Without wanting to give to much away, the characters came together in a particularly nuanced portrayal of Australia's problem with alcohol abuse and domestic violence. Old attitudes of "don't talk about it" are contrasted with new, more open understandings. In a similar way, the old, rural Australia acts as a foil for the new Australia, where disposable incomes have risen on the back of the mining boom.

In Fly In Fly Out, Penney brought to life one aspect of new Australia I've never known much about: the mysterious world of oil rigs. Until now, my only point of reference has been that line from Cold Chisel's Khe Sanh: "I held a job on an oil rig, flying choppers when I could, but the nightlife nearly drove me 'round the bend". Studying that song in high school history classes about the Vietnam War, I never understood if it was a lack or surplus of nightlife that drove the song's narrator 'round the bend. But now I think I know: it was the lack thereof. It sounds like gruelling work: long shifts interspersed with bad food and sleep.

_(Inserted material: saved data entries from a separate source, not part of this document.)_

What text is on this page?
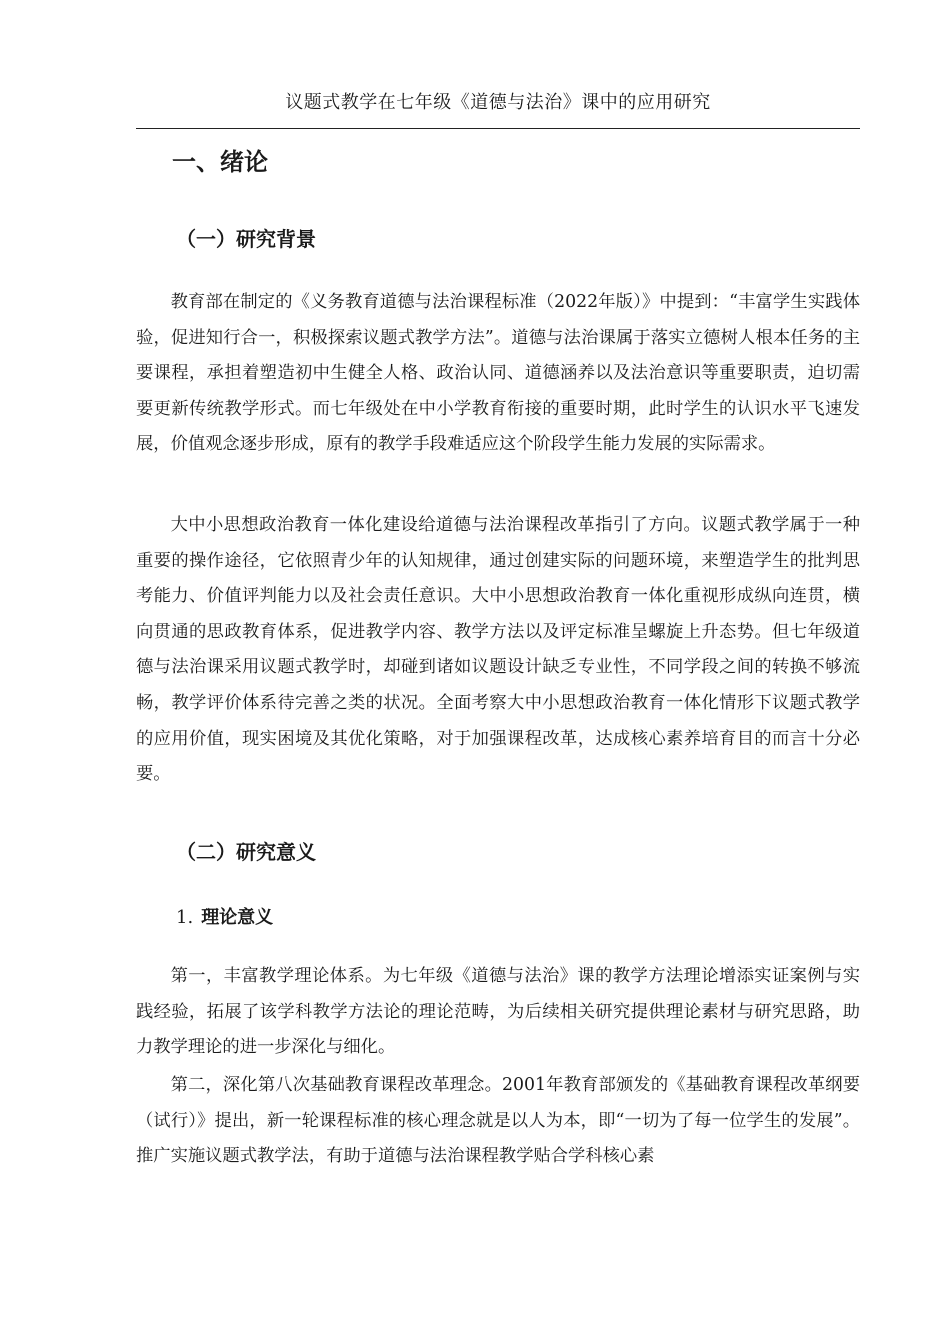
议题式教学在七年级《道德与法治》课中的应用研究
一、绪论
（一）研究背景

教育部在制定的《义务教育道德与法治课程标准（2022年版）》中提到：“丰富学生实践体验，促进知行合一，积极探索议题式教学方法”。道德与法治课属于落实立德树人根本任务的主要课程，承担着塑造初中生健全人格、政治认同、道德涵养以及法治意识等重要职责，迫切需要更新传统教学形式。而七年级处在中小学教育衔接的重要时期，此时学生的认识水平飞速发展，价值观念逐步形成，原有的教学手段难适应这个阶段学生能力发展的实际需求。

大中小思想政治教育一体化建设给道德与法治课程改革指引了方向。议题式教学属于一种重要的操作途径，它依照青少年的认知规律，通过创建实际的问题环境，来塑造学生的批判思考能力、价值评判能力以及社会责任意识。大中小思想政治教育一体化重视形成纵向连贯，横向贯通的思政教育体系，促进教学内容、教学方法以及评定标准呈螺旋上升态势。但七年级道德与法治课采用议题式教学时，却碰到诸如议题设计缺乏专业性，不同学段之间的转换不够流畅，教学评价体系待完善之类的状况。全面考察大中小思想政治教育一体化情形下议题式教学的应用价值，现实困境及其优化策略，对于加强课程改革，达成核心素养培育目的而言十分必要。

（二）研究意义
1. 理论意义

第一，丰富教学理论体系。为七年级《道德与法治》课的教学方法理论增添实证案例与实践经验，拓展了该学科教学方法论的理论范畴，为后续相关研究提供理论素材与研究思路，助力教学理论的进一步深化与细化。

第二，深化第八次基础教育课程改革理念。2001年教育部颁发的《基础教育课程改革纲要（试行）》提出，新一轮课程标准的核心理念就是以人为本，即“一切为了每一位学生的发展”。推广实施议题式教学法，有助于道德与法治课程教学贴合学科核心素
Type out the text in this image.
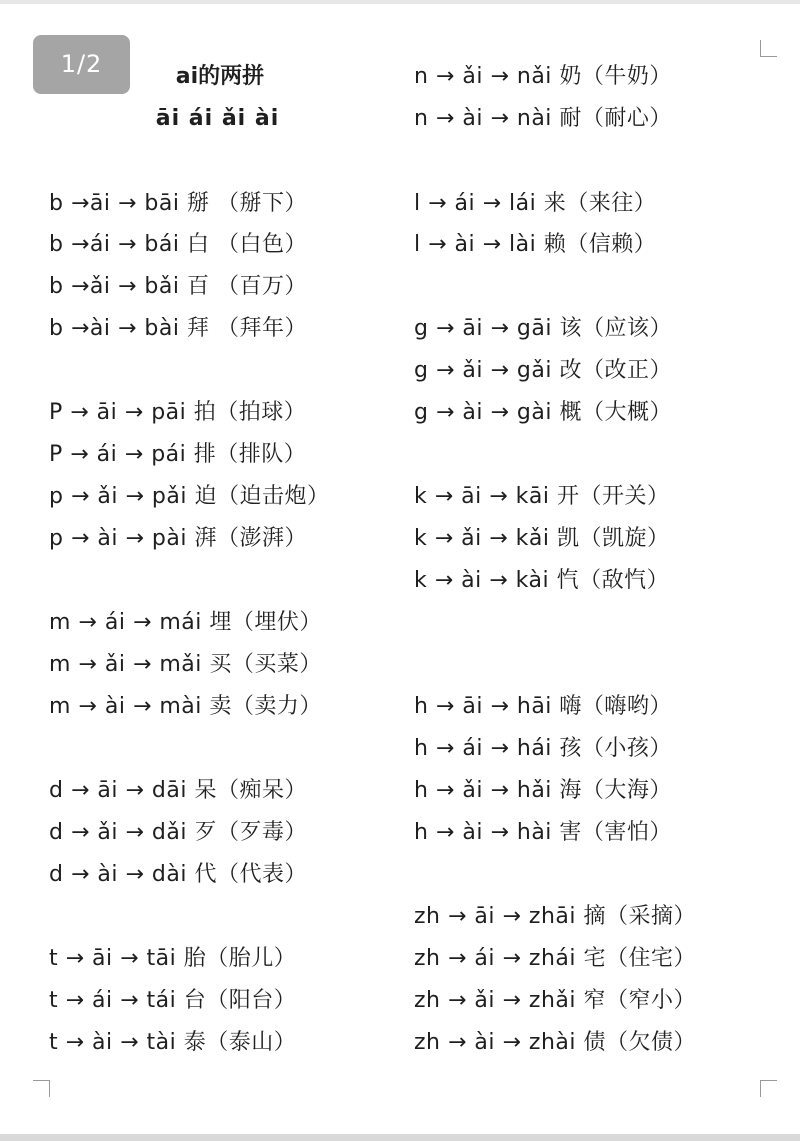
1/2	ai的两拼
āi ái ǎi ài
b →āi → bāi 掰 （掰下）
b →ái → bái 白 （白色）
b →ǎi → bǎi 百 （百万）
b →ài → bài 拜 （拜年）
P → āi → pāi 拍（拍球）
P → ái → pái 排（排队）
p → ǎi → pǎi 迫（迫击炮）
p → ài → pài 湃（澎湃）
m → ái → mái 埋（埋伏）
m → ǎi → mǎi 买（买菜）
m → ài → mài 卖（卖力）
d → āi → dāi 呆（痴呆）
d → ǎi → dǎi 歹（歹毒）
d → ài → dài 代（代表）
t → āi → tāi 胎（胎儿）
t → ái → tái 台（阳台）
t → ài → tài 泰（泰山）
n → ǎi → nǎi 奶（牛奶）
n → ài → nài 耐（耐心）
l → ái → lái 来（来往）
l → ài → lài 赖（信赖）
g → āi → gāi 该（应该）
g → ǎi → gǎi 改（改正）
g → ài → gài 概（大概）
k → āi → kāi 开（开关）
k → ǎi → kǎi 凯（凯旋）
k → ài → kài 忾（敌忾）
h → āi → hāi 嗨（嗨哟）
h → ái → hái 孩（小孩）
h → ǎi → hǎi 海（大海）
h → ài → hài 害（害怕）
zh → āi → zhāi 摘（采摘）
zh → ái → zhái 宅（住宅）
zh → ǎi → zhǎi 窄（窄小）
zh → ài → zhài 债（欠债）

Weirdly enough, while writing this, I flicked over to Twitter, only to find Yassmin Abdel-Magied, well-known social activist and little-known mechanical engineer, talking on Radio National about her experience on oil rigs. According to her, there are usually only three to four women out of the 150 workers on a rig, but she also says that the dynamic can be different than those numbers suggest.

Regardless of what the reality might be, I liked the way Penney constructed Jo's work environment. She's friendly with the guys, but she'll never be one of the boys, and with an incompetent junior engineer and Stephen playing house in Perth, she becomes increasingly discontented with her job.

I picked up Fly In Fly Out the day after having my wisdom teeth removed. I guess I thought that, since it seemed light and had a familiar setting, I could read it through the fog of industrial-strength painkillers. If it had been a lesser book, I think I'd probably have mostly forgotten it by now, but the emotion of Fly In Fly Out is hard to forget. All those feels could have been the result of the oxycodone, but I'm pretty sure it was just good writing.